Best Toys For The Holidays - Blocks and Building Toys
Posted Nov 25 2009 10:00pm
A few years ago I wrote a series of posts on the "best toys for the holidays"...from a Not Quite Crunchy Perspective. Since then, my child has aged...so I'm a bit more hip on toys for elementary age kids and I was involved with a contest to find the "Best Green Toy".
So I thought I'd update a few of my "Best Toys" posts. First, if you're looking for great eco toys for upcoming events - check out theBest Green Toys Facebook Page. there are over 50 great green toys listed here and you can add your own.
And now, please see my updated post on "Best Blocks". The last part on older kids is where I've added a few new favorites!
Yesterday, we scored a big box of unit blocks on Craig’s List for $50.00, an early Christmas present for The Hamster. I was ecstatic. I danced around. I gloated. I was perhaps a bit silly. My DH commented, “They must be gold encrusted.” when he observed my glee.
I was perhaps a bit too jubilant. But this is important. Really. Unit blocks are expensive. Unit blocks are important. Unit Blocks are….blocks!
Blocks are one toy recommended by most child development experts. They are open ended. They promote creative play. They aid in developing mathematical skill, spatial relations and physics. They demonstrate the effects of gravity; promote social interaction and improve hand-eye coordination. What more could you want in a toy?
As the Back to Basics movement gains ground this year and parents look beyond electronic toys to traditional toys that actually ARE educational, blocks may make a come back. Looking for something for the children on your holiday shopping list? Try some of the blocks on this list
For infants, small, soft blocks are for rolling, stacking and most importantly knocking over. As they get a little older they will find new ways to incorporate them into their play as doll accessories and cannonballs.
1. Non-toxic (duh), fabric blocks and/or made from organic cotton are best, since we know they’ll chew them.
2. Foam blocks are another choice, though be sure that they are rated for infants or you'll be picking bits of foam out of your little one's mouth.
Toddlers, with their better fine motor control enjoy wooden stacking blocks. They also begin to recognize the folly of stacking a large rectangular block on top of a small triangular. This makes the following two good choices.
3. Standard square alphabet blocks are perfect for the younger toddler. The constant shape makes stacking easier and less frustrating for this age group.
4. This is also the time to introduce a small set of mixed wooden blocks. Most major toy retailers carry these types of blocks but they may be in the back of the store or section.

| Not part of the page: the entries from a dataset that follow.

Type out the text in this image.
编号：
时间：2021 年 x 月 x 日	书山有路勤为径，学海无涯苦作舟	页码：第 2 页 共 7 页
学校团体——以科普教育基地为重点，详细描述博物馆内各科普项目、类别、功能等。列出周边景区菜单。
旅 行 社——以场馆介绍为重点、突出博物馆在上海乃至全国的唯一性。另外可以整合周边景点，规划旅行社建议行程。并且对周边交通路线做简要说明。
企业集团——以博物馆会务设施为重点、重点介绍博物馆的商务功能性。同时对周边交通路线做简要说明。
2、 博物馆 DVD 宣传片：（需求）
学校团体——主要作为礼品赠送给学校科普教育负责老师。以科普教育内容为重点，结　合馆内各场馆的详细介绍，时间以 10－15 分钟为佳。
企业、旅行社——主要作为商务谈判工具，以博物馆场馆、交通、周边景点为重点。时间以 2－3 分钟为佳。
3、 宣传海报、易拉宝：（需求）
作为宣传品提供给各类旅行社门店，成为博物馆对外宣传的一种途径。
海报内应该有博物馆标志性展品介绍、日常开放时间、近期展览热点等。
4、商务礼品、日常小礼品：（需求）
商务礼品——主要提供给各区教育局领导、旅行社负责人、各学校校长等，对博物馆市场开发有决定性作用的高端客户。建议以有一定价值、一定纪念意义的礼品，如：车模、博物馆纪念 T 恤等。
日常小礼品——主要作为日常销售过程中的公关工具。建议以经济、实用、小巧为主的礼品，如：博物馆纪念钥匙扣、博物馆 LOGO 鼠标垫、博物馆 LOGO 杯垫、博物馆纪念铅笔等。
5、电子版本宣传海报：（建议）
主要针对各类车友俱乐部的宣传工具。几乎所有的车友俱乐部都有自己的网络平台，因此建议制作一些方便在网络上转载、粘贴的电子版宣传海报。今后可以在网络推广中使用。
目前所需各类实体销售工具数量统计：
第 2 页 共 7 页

The preschool and early elementary years are the perfect time to have blocks of all sizes around.
6. Cardboard are perfect for building forts, making towers and creating castles, a popular activity with this gang. These blocks need lots of room so be sure to find a good storage container or you’ll be tripping over them on a regular basis.
7. Unit Blocks, which I’ve written about here, are perhaps the most carefully calibrated blocks around. Designed by Caroline Pratt, a well known educator specifically to aid in teaching the 4 mathematical functions, a good set will set you back a bit but will be played with for years.
8. On the other end of the spectrum are Waldorf school recommended, tree blocks. Odd shaped and including the tree bark, these smaller blocks invite fantasy play and spark imagination.
9. Action blocks and build your own marble runs are also great for this age. Note I mention, “build your own”. Pre-build marble runs are what we call “10 second toys” around here. You play with them for a day or so then you’re done. A marble run with lots of variations provides greater play value.
Is nine too old for blocks? How about twelve or Fifteen? Well no, not for these blocks. As children begin their study of higher mathematics, physics, ancient civilizations too, blocks can be a great tool to enhance their learning!
10. Architectural blocks include shapes perfect for building castles, palaces, skyscrapers and pyramids. The smaller size makes these more appropriate for older children and creations can be displayed on a shelf or dresser top.
11. For master builders, brick building sets that include mortar for permanence may be attractive. Note: encourage the reusable version of play first or you may find your wallet a little lighter as you buy more and more sets
12. Legos - yes, they've been around for years. Yes, they have integrated a number of commercial characters and the sometimes violent themes may not be appropriate for younger children, but they remain a super building toy and one that lasts for years.
13. K'nex - I was only introduced to these this year, but they've found a place on our toy shelf because they offer a classic open-ended building toy with more options for three dimensional play than some of the standard blocks and Legos. (See a recent review here.)
14. Lincoln Logs - I have to add these because they remain a favorite in our house. I find my son uses them less as a straight building toy than as a prop for his storytelling - that's a good thing as it extends building into imaginary play!
Did I forget any? Do your kids play with blocks? what good ideas do you have?